Das wurde, mit anmutiger Handbewegung nach der Villa zu, leicht hingeworfen, ein bohrender, sehr beredter Blick, der dem flüchtigen Wort eine ganz andere Bedeutung gab, trieb aber Johanna das Blut bis in die Schläfen.

„Sie, Frau Anny, begreifen vielleicht manches, worauf ich mich nicht verstehe,“ erwiderte sie kalt, verbeugte sich sehr förmlich und blickte mit weitgeöffneten Augen der Dame nach, die lachend die Schultern hob und bald aus ihrem Gesichtskreis verschwand.

Johanna war es zu Mut, als hätte ein Schlag sie in das Gesicht getroffen. Mechanisch wendete sie sich und ging dem Hause zu.

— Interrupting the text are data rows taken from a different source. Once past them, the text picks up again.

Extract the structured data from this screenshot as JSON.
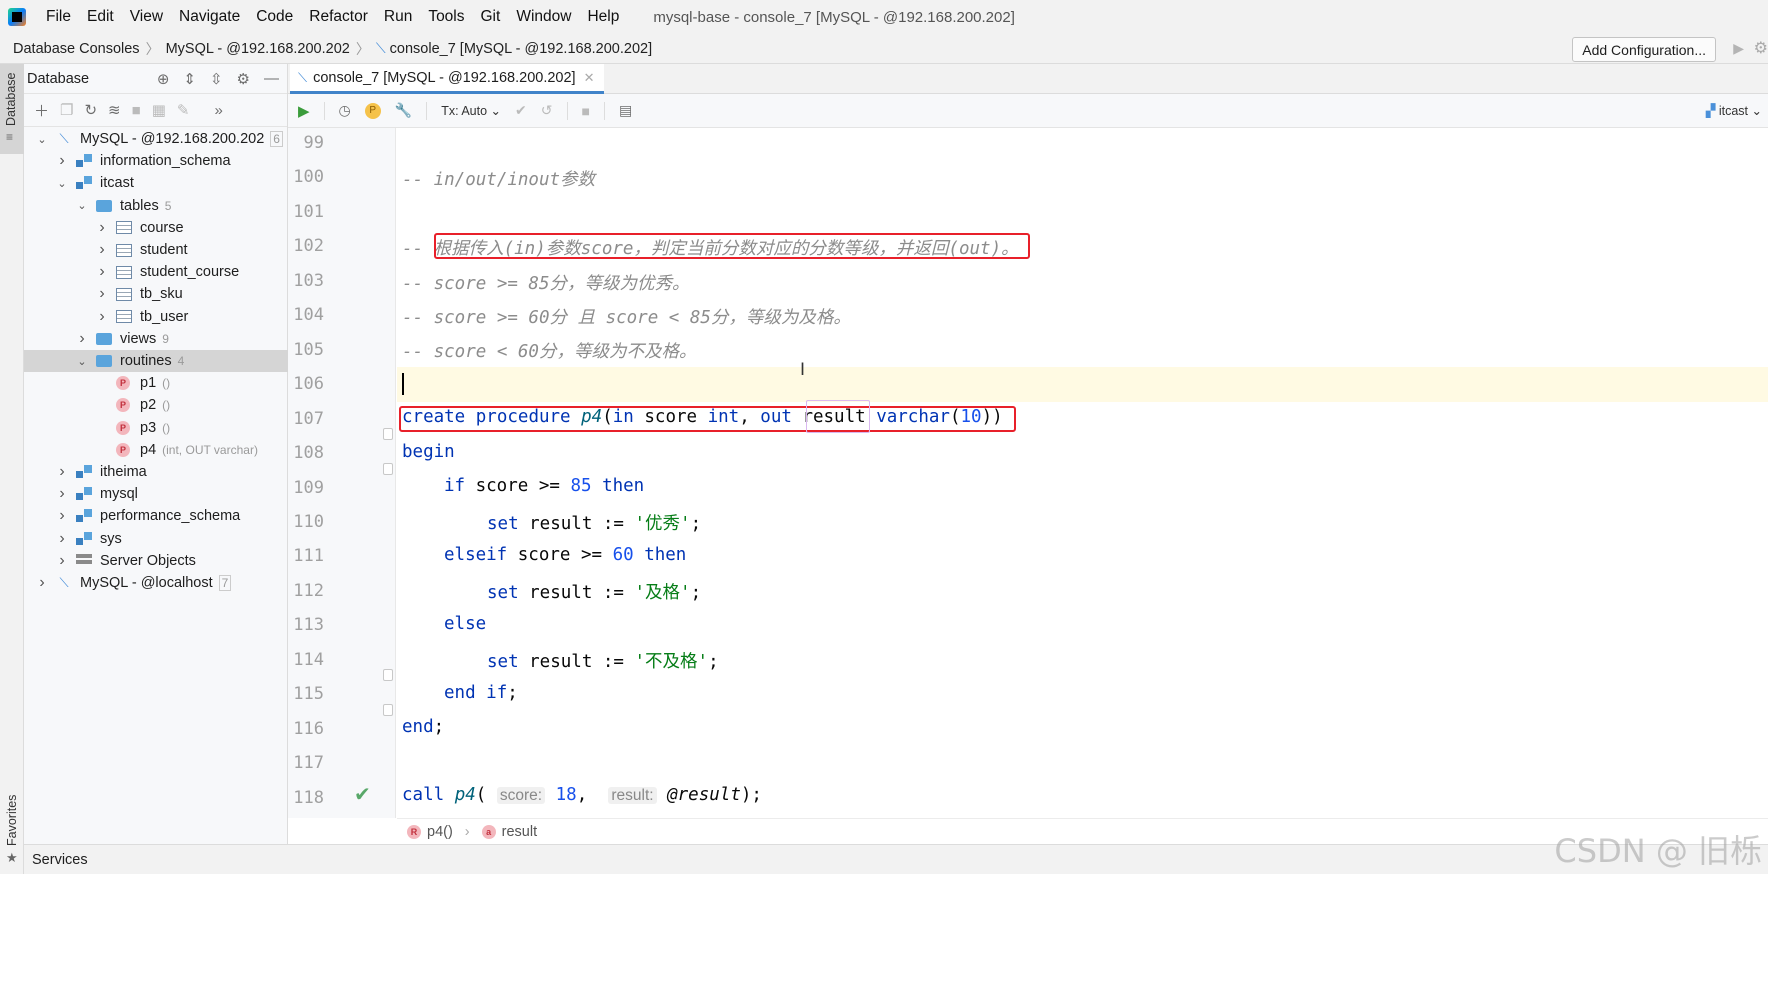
{
  "menubar": {
    "items": [
      "File",
      "Edit",
      "View",
      "Navigate",
      "Code",
      "Refactor",
      "Run",
      "Tools",
      "Git",
      "Window",
      "Help"
    ],
    "window_title": "mysql-base - console_7 [MySQL - @192.168.200.202]"
  },
  "navbar": {
    "crumbs": [
      "Database Consoles",
      "MySQL - @192.168.200.202",
      "console_7 [MySQL - @192.168.200.202]"
    ],
    "add_config": "Add Configuration..."
  },
  "left_stripe": {
    "database_label": "Database",
    "favorites_label": "Favorites"
  },
  "db_panel": {
    "title": "Database",
    "tree": [
      {
        "label": "MySQL - @192.168.200.202",
        "count": "6",
        "icon": "connection-icon",
        "level": 0,
        "expanded": true
      },
      {
        "label": "information_schema",
        "icon": "schema-icon",
        "level": 1,
        "expanded": false
      },
      {
        "label": "itcast",
        "icon": "schema-icon",
        "level": 1,
        "expanded": true
      },
      {
        "label": "tables",
        "count": "5",
        "icon": "folder-icon",
        "level": 2,
        "expanded": true
      },
      {
        "label": "course",
        "icon": "table-icon",
        "level": 3,
        "expanded": false
      },
      {
        "label": "student",
        "icon": "table-icon",
        "level": 3,
        "expanded": false
      },
      {
        "label": "student_course",
        "icon": "table-icon",
        "level": 3,
        "expanded": false
      },
      {
        "label": "tb_sku",
        "icon": "table-icon",
        "level": 3,
        "expanded": false
      },
      {
        "label": "tb_user",
        "icon": "table-icon",
        "level": 3,
        "expanded": false
      },
      {
        "label": "views",
        "count": "9",
        "icon": "folder-icon",
        "level": 2,
        "expanded": false
      },
      {
        "label": "routines",
        "count": "4",
        "icon": "folder-icon",
        "level": 2,
        "expanded": true,
        "selected": true
      },
      {
        "label": "p1",
        "count": "()",
        "icon": "procedure-icon",
        "level": 3
      },
      {
        "label": "p2",
        "count": "()",
        "icon": "procedure-icon",
        "level": 3
      },
      {
        "label": "p3",
        "count": "()",
        "icon": "procedure-icon",
        "level": 3
      },
      {
        "label": "p4",
        "count": "(int, OUT varchar)",
        "icon": "procedure-icon",
        "level": 3
      },
      {
        "label": "itheima",
        "icon": "schema-icon",
        "level": 1,
        "expanded": false
      },
      {
        "label": "mysql",
        "icon": "schema-icon",
        "level": 1,
        "expanded": false
      },
      {
        "label": "performance_schema",
        "icon": "schema-icon",
        "level": 1,
        "expanded": false
      },
      {
        "label": "sys",
        "icon": "schema-icon",
        "level": 1,
        "expanded": false
      },
      {
        "label": "Server Objects",
        "icon": "server-icon",
        "level": 1,
        "expanded": false
      },
      {
        "label": "MySQL - @localhost",
        "count": "7",
        "icon": "connection-icon",
        "level": 0,
        "expanded": false
      }
    ]
  },
  "editor": {
    "tab_label": "console_7 [MySQL - @192.168.200.202]",
    "tx_label": "Tx: Auto",
    "schema_label": "itcast",
    "line_numbers": [
      "99",
      "100",
      "101",
      "102",
      "103",
      "104",
      "105",
      "106",
      "107",
      "108",
      "109",
      "110",
      "111",
      "112",
      "113",
      "114",
      "115",
      "116",
      "117",
      "118"
    ],
    "lines": {
      "l100": "-- in/out/inout参数",
      "l102_prefix": "-- ",
      "l102_comment": "根据传入(in)参数score，判定当前分数对应的分数等级，并返回(out)。",
      "l103": "-- score >= 85分，等级为优秀。",
      "l104": "-- score >= 60分 且 score < 85分，等级为及格。",
      "l105": "-- score < 60分，等级为不及格。",
      "l107": {
        "create": "create",
        "procedure": "procedure",
        "name": "p4",
        "open": "(",
        "in": "in",
        "p1": " score ",
        "int": "int",
        "comma": ", ",
        "out": "out",
        "p2": " result ",
        "varchar": "varchar",
        "lp": "(",
        "n10": "10",
        "close": "))"
      },
      "l108": "begin",
      "l109": {
        "if": "if",
        "mid": " score >= ",
        "n": "85",
        "then": "then"
      },
      "l110": {
        "set": "set",
        "mid": " result := ",
        "str": "'优秀'",
        "end": ";"
      },
      "l111": {
        "elseif": "elseif",
        "mid": " score >= ",
        "n": "60",
        "then": "then"
      },
      "l112": {
        "set": "set",
        "mid": " result := ",
        "str": "'及格'",
        "end": ";"
      },
      "l113": "else",
      "l114": {
        "set": "set",
        "mid": " result := ",
        "str": "'不及格'",
        "end": ";"
      },
      "l115": {
        "end": "end",
        "if": "if",
        "semi": ";"
      },
      "l116": {
        "end": "end",
        "semi": ";"
      },
      "l118": {
        "call": "call",
        "name": "p4",
        "open": "(",
        "hint1": "score:",
        "n": "18",
        "comma": ", ",
        "hint2": "result:",
        "var": "@result",
        "close": ");"
      }
    }
  },
  "breadcrumb_bottom": {
    "item1": "p4()",
    "item2": "result"
  },
  "statusbar": {
    "services": "Services"
  },
  "watermark": "CSDN @ 旧栎",
  "colors": {
    "keyword": "#0033b3",
    "number": "#1750eb",
    "string": "#067d17",
    "comment": "#8c8c8c",
    "highlight": "#e8202a",
    "accent": "#4083c9"
  }
}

Bei der ersten Terrasse angelangt, ließ sie sich plötzlich wie kraftlos auf einen der Sitze fallen, die ein großer Essigbaum beschattete, schlug beide Hände vor das brennende Gesicht und schluchzte unaufhaltsam. Wie lange sie so fassungslos gesessen, wußte sie nicht, als sie mit einem Male ihre Hände ergriffen und sanft niedergezogen fühlte. Ernst Ruhdorfs Augen leuchteten sie an, er zog die zuckenden Hände heftig gegen seine Brust und sagte leis und fest: „Jetzt, Johanna, wissen auch Sie, daß wir uns lieben.“

„Nein, nein!“ wollte sie rufen, eine berauschende, nie gekannte Wonne erstickte aber das Wort in ihrer Kehle. Dieser flammende Blick tauchte tief, so tief in ihre Augen, ihre Seele – ohne Atem fast lauschte sie der Stimme, die leise Worte sprach, vor denen alles verschwand, was je zuvor in ihr gelebt hatte.

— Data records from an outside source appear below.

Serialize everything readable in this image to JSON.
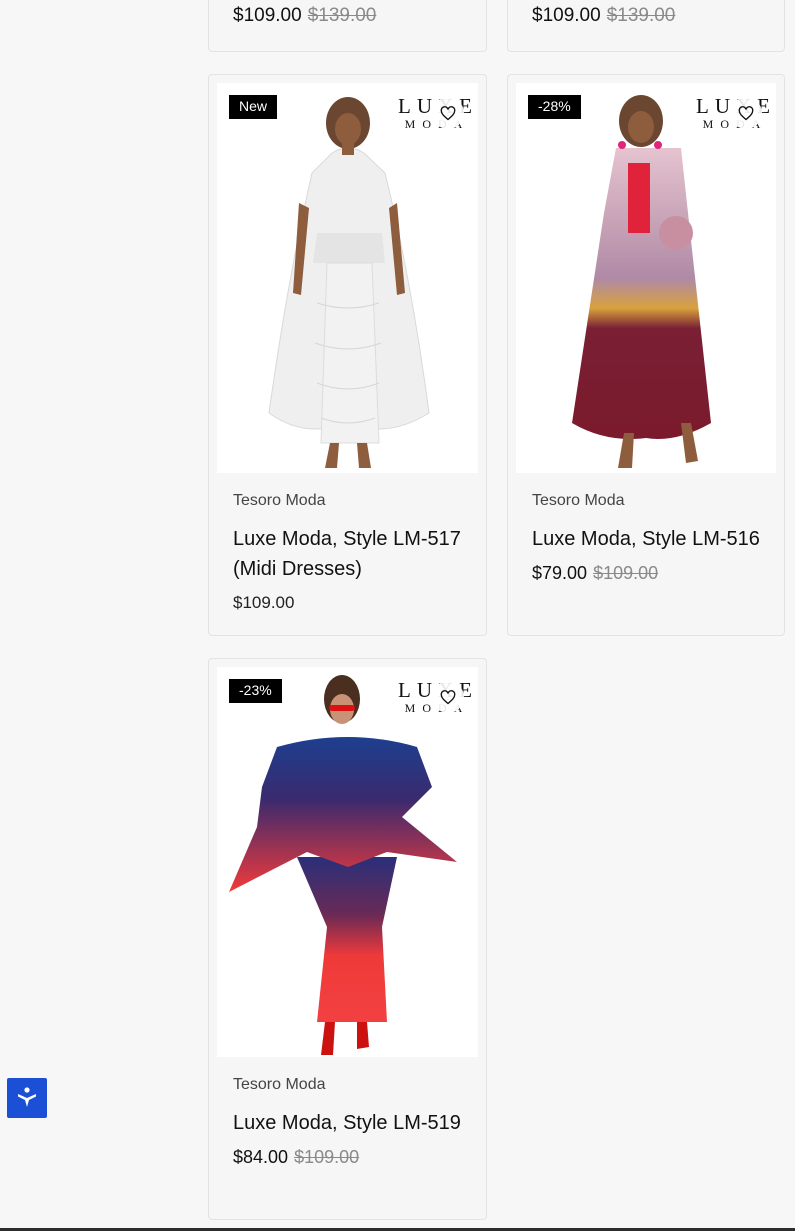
{
  "top_cards": [
    {
      "price_now": "$109.00",
      "price_was": "$139.00"
    },
    {
      "price_now": "$109.00",
      "price_was": "$139.00"
    }
  ],
  "products": [
    {
      "badge": "New",
      "logo_line1": "LUXE",
      "logo_line2": "MODA",
      "vendor": "Tesoro Moda",
      "title": "Luxe Moda, Style LM-517 (Midi Dresses)",
      "price": "$109.00"
    },
    {
      "badge": "-28%",
      "logo_line1": "LUXE",
      "logo_line2": "MODA",
      "vendor": "Tesoro Moda",
      "title": "Luxe Moda, Style LM-516",
      "price_now": "$79.00",
      "price_was": "$109.00"
    },
    {
      "badge": "-23%",
      "logo_line1": "LUXE",
      "logo_line2": "MODA",
      "vendor": "Tesoro Moda",
      "title": "Luxe Moda, Style LM-519",
      "price_now": "$84.00",
      "price_was": "$109.00"
    }
  ],
  "icons": {
    "wishlist": "heart-outline-icon",
    "accessibility": "accessibility-person-icon"
  },
  "colors": {
    "badge_bg": "#000000",
    "accessibility_bg": "#1a4fd6",
    "strike_price": "#8a8a8a"
  }
}
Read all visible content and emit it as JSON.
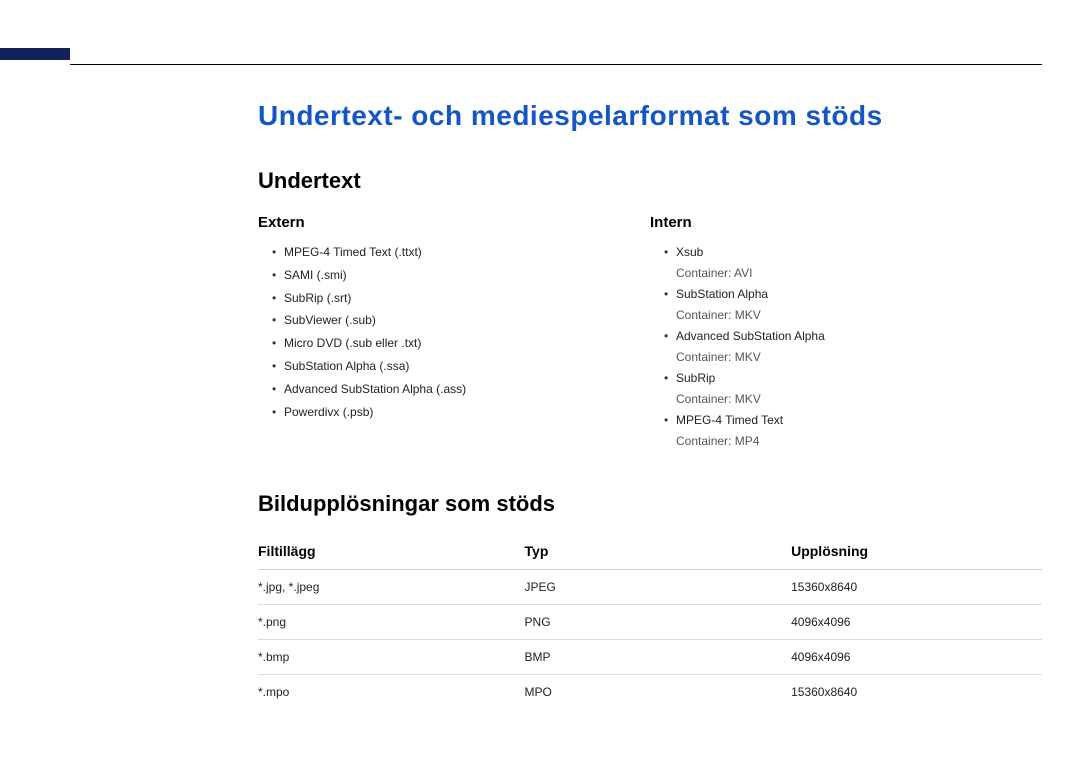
{
  "page_title": "Undertext- och mediespelarformat som stöds",
  "subtitles": {
    "heading": "Undertext",
    "external": {
      "heading": "Extern",
      "items": [
        {
          "line": "MPEG-4 Timed Text (.ttxt)"
        },
        {
          "line": "SAMI (.smi)"
        },
        {
          "line": "SubRip (.srt)"
        },
        {
          "line": "SubViewer (.sub)"
        },
        {
          "line": "Micro DVD (.sub eller .txt)"
        },
        {
          "line": "SubStation Alpha (.ssa)"
        },
        {
          "line": "Advanced SubStation Alpha (.ass)"
        },
        {
          "line": "Powerdivx (.psb)"
        }
      ]
    },
    "internal": {
      "heading": "Intern",
      "items": [
        {
          "line": "Xsub",
          "sub": "Container: AVI"
        },
        {
          "line": "SubStation Alpha",
          "sub": "Container: MKV"
        },
        {
          "line": "Advanced SubStation Alpha",
          "sub": "Container: MKV"
        },
        {
          "line": "SubRip",
          "sub": "Container: MKV"
        },
        {
          "line": "MPEG-4 Timed Text",
          "sub": "Container: MP4"
        }
      ]
    }
  },
  "resolutions": {
    "heading": "Bildupplösningar som stöds",
    "columns": {
      "ext": "Filtillägg",
      "type": "Typ",
      "res": "Upplösning"
    },
    "rows": [
      {
        "ext": "*.jpg, *.jpeg",
        "type": "JPEG",
        "res": "15360x8640"
      },
      {
        "ext": "*.png",
        "type": "PNG",
        "res": "4096x4096"
      },
      {
        "ext": "*.bmp",
        "type": "BMP",
        "res": "4096x4096"
      },
      {
        "ext": "*.mpo",
        "type": "MPO",
        "res": "15360x8640"
      }
    ]
  }
}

„Sie wissen es, Johanna – Sie wußten es längst! Was hat es geholfen, daß ich Sie mied? Nur immer mächtiger wuchs die Ueberzeugung, daß wir zueinander gehören. Sie müssen doch auch bei jedem Wiedersehen gefühlt haben, wie das wuchs und wuchs – und jetzt, Johanna, haben Sie sich das eingestanden. Und das ist gut! Denn, frei heraus, ich kam heute mit dem Entschluß, zu sprechen, dem elenden Zustande, der uns zu Grunde richtet, ein Ende zu machen –“

„Sie wollen fort?“ stammelte Johanna.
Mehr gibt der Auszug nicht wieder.